In every other game we’ve covered thus far, whatever narrative elements have existed have generally been conveyed through text, either on screen or in the game manual, or in pre-rendered cutscenes, where the game momentarily wrests control from the player to explain what it’s all about, thus temporarily ceasing to actually be a game. But Prince of Persia is better than that; near every one of its twelve levels ends with some kind of plot twist, but it’s always conveyed through game mechanics, leaving you in control as the scene plays out, and it cannot be overstated how much better this works to draw the player into the plot. Not every one of these little scenelets is a winner, but I can attest that those that do work really will stick with you.

The end of each level (to begin with, at least) is a huge door that must be opened with a switch a couple of screens away, and inevitably, when you return to the door having pressed the switch, something has changed along the way to create a new obstacle; an ominous skeleton on the ground has risen to unlife and must be fended off with your sword, for instance.

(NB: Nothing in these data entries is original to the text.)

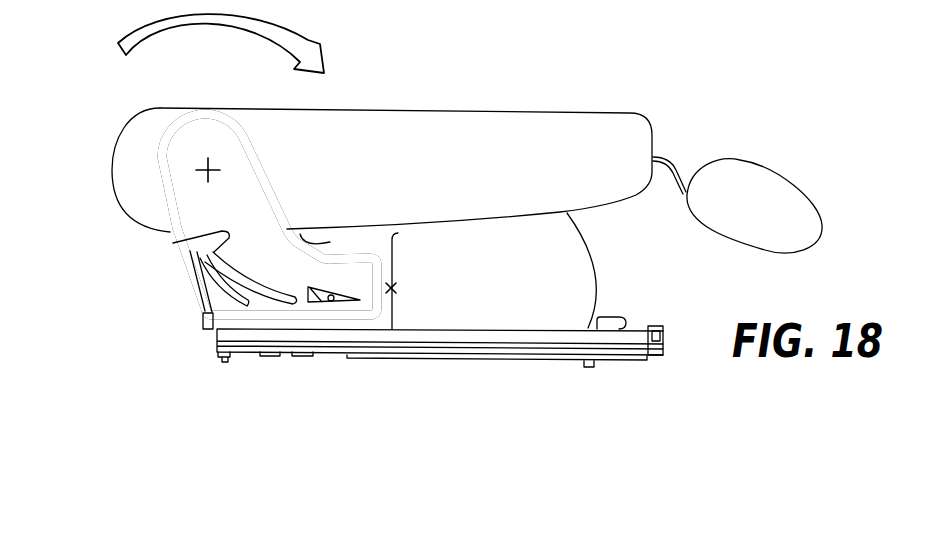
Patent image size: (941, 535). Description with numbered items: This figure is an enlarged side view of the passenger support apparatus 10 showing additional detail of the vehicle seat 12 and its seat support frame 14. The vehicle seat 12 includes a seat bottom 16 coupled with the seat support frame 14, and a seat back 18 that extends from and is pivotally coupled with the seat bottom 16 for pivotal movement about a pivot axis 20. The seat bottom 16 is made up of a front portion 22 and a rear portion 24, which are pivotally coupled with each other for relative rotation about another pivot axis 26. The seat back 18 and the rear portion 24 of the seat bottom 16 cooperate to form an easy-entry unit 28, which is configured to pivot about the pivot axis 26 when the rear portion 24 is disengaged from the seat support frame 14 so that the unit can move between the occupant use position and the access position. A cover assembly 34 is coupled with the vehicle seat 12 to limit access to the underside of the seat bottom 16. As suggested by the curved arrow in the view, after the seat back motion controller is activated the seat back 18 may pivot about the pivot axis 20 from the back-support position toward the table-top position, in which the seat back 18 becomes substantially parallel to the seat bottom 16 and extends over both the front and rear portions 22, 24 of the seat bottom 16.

The passenger support apparatus 10 is at (688, 128).
The vehicle seat 12 is at (752, 195).
The seat support frame 14 is at (647, 338).
The seat bottom 16 is at (423, 310).
The seat back 18 is at (555, 130).
The pivot axis 20 is at (212, 167).
The front portion 22 is at (575, 262).
The rear portion 24 is at (340, 253).
The pivot axis 26 is at (396, 287).
The easy-entry unit 28 is at (146, 104).
The cover assembly 34 is at (177, 263).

Or, as in level four, your path is suddenly blocked by a full length mirror with no way around it. Your only choice, then, is to leap through the mirror, and in doing so, create a shadow self that leaps back the other way. This moment could easily have been portrayed in a cutscene, but is infinitely more striking because you, the player, must make an active choice to not just tentatively step through the mirror but to charge at it full tilt and dive through without hesitation, to abandon yourself fully to the other side.

And this is far from the last you will see of your reflected doppelganger. Throughout the game, he serves as a thorn in your side, stealing health potions and slamming gates on you, before finally, at the end of level twelve, you come face to face, swords drawn in a climactic confrontation. But while your swordfighting skill has, by this point, been honed by the legions of anonymous guards you have dispatched along the way, you will soon find that this experience is of no use in this fight, because any wound you inflict upon your opponent will also be inflicted upon yourself. No, the only way to win this battle with yourself is to put away your sword, to realize that violence only begets more violence and to make a decision to break the endless cycle.

Of course, this message is slightly undermined a few minutes later when you have to pull out your sword again to fight Jaffar, and one can’t help but feel like reversing the order of these two fights would only have made the ending stronger, but I cannot stress enough that even without this change, it stands head and shoulders above the narrative efforts of every other game we’ve seen so far. This is a meticulously well-crafted game, and it should be lauded for that.

Which only makes it all the more frustrating that a game that has clearly had an awful lot of thought put into every aspect of its presentation still casts a blond white guy as the protagonist despite the setting making this overwhelmingly unlikely.